There is some regional variation for vehicles that are 6-9 years old. With vehicles in Scotland having a slightly lower pass rate.
This difference becomes more pronounced for vehicles that are 9-12 years old.
One possible explanation for this is that Scotland experiences colder conditions than the rest of the UK, requiring more frequent gritting of the roads. The salt in the grit is known to cause rust.
Diesel Cars¶
As the data this is based on is only for cars having an MOT, the following is only an approximate indicator of the numbers of Diesel cars in various parts of the UK.
In [22]:
# Calculate percentages of vehicles having an MOT that are diesel
mot_data = calc_rates(summary_filter='fuel_type=="DI"',
column='fuel_type'
)
# Create figure for plot and add subplot for choropleth
fig = plt.figure(figsize=(10,15))
ax = fig.add_subplot(111)
plt.axis('equal')
plt.axis('off')
# Choropleth appearance
intervals=20
cmap = 'YlOrBr'
# Generate choropleth
choropleth(ax=ax,
mot_data=mot_data,
column='rate',
intervals=intervals,
cmap=cmap
)
# Title
plt.title('Percentage of Vehicles having a MOT that are Diesel by Postcode Area\n Cars, Small passenger vehicles etc.. in 2016',
fontdict={'fontsize':16})
# Calculate range for colorbar
min_value, max_value = scale_required(mot_data['rate'], intervals)
# Add axes for colorbar
cbax = fig.add_axes([0.8, 0.65, 0.03, 0.15])
# Create colorbar
colorbar(ax=cbax,
min_value=min_value,
max_value=max_value,
intervals=intervals,
percent=True,
cmap=cmap
)
plt.show()
There is a clear regional variation.
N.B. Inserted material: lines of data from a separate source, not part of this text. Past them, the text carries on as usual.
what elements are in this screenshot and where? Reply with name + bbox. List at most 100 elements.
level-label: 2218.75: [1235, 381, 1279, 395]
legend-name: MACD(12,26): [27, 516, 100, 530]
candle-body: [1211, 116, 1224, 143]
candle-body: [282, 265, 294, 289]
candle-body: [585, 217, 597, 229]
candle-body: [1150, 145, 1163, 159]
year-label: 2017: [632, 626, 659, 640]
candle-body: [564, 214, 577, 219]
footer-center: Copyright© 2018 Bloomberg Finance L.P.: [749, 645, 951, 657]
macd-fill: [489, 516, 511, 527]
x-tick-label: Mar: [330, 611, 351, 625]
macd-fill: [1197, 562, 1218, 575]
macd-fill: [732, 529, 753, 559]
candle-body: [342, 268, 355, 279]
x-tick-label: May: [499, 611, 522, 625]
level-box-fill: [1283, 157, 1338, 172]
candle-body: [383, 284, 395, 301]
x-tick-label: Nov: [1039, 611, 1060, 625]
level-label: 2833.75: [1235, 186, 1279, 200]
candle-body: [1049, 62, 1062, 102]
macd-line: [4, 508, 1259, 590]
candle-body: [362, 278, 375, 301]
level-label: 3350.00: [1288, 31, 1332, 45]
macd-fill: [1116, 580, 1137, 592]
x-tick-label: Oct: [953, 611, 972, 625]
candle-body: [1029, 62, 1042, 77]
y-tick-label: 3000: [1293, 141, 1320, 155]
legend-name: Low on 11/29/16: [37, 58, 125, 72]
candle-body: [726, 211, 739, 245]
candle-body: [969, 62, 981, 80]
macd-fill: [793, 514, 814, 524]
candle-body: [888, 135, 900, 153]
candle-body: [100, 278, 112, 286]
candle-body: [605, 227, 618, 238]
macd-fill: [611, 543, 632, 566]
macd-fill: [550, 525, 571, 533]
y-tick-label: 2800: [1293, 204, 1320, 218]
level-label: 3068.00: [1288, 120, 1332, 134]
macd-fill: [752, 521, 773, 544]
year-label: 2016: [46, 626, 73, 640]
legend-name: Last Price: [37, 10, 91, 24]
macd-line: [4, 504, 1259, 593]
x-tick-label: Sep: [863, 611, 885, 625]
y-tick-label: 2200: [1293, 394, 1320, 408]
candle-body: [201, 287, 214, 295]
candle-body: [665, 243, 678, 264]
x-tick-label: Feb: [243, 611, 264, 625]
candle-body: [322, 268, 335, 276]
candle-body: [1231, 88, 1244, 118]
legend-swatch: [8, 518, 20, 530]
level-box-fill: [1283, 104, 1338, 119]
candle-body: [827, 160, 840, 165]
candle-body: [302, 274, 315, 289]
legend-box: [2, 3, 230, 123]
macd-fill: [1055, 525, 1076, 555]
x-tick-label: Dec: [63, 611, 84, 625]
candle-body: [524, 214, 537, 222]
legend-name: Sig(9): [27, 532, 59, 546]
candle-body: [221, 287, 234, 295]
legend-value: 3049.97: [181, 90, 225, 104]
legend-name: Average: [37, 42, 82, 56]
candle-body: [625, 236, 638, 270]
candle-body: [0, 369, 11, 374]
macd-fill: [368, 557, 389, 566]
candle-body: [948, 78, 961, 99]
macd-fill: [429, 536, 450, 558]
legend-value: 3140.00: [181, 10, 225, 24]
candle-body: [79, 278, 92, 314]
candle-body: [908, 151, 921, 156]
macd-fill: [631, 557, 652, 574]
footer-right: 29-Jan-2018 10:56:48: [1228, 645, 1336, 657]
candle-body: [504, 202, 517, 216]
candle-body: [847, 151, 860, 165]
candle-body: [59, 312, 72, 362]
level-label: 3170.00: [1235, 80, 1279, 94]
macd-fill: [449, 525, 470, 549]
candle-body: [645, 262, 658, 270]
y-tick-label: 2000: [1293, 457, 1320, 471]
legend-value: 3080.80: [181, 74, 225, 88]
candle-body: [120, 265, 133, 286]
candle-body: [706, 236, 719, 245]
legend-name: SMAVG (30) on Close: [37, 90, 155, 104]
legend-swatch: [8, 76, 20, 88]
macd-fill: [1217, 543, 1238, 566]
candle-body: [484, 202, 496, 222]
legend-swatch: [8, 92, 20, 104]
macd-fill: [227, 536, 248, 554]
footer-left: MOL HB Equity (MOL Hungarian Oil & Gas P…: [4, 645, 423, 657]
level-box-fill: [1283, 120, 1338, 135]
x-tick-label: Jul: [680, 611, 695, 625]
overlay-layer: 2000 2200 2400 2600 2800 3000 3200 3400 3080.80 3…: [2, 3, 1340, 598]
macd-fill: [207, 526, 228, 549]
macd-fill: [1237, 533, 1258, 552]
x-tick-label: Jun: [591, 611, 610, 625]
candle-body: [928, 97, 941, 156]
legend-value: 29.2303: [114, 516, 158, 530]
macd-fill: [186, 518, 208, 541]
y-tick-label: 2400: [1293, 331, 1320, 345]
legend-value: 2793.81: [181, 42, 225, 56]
Areas having higher numbers of Diesel vehicles tend to be rural (Mid Wales, the Highlands etc..).
Electric, Fuel Cell and Hybrid Vehicles¶
As the data this is based on is only for cars having an MOT, the following is only an approximate indicator of the numbers of Electric, Fuel Cell or Hybrid cars.
As numbers across the UK were very low, I have concentrated on London which had the highest numbers.
In [23]:
# Calculate percentages of vehicles having an MOT that are Electric or Hybrid
mot_data = calc_rates(summary_filter='fuel_type=="G"',
column='fuel_type'
)
# Create figure for plot and add subplot for choropleth
fig = plt.figure(figsize=(10,8))
ax = fig.add_subplot(111)
plt.axis('equal')
plt.axis('off')
# Choropleth appearance
intervals=20
cmap = 'YlGn'
# Generate choropleth
choropleth(ax=ax,
mot_data=mot_data,
column='rate',
region='London',
intervals=intervals,
cmap=cmap
)
# Title
plt.title('''Percentage of vehicles having a MOT that are Electric/Hybrid by Postcode Area
Cars, Small passenger vehicles etc.., London Area, in 2016''',
fontdict={'fontsize':16})
# Calculate range for colorbar
min_value, max_value = scale_required(mot_data['rate'], intervals)
# Add axes for colorbar
cbax = fig.add_axes([0.9,0.5, 0.03, 0.15])
# Create colorbar
colorbar(ax=cbax,
min_value=min_value,
max_value=max_value,
intervals=intervals,
percent=True,
cmap=cmap
)
plt.show()
Cars have to be 3 years old before they have there 1st MOT. So this plot does not show current rates of Electric/Hybird vehicles. However it does indicate emerging patterns. Highest rates occur in West London, which is fairly affluent.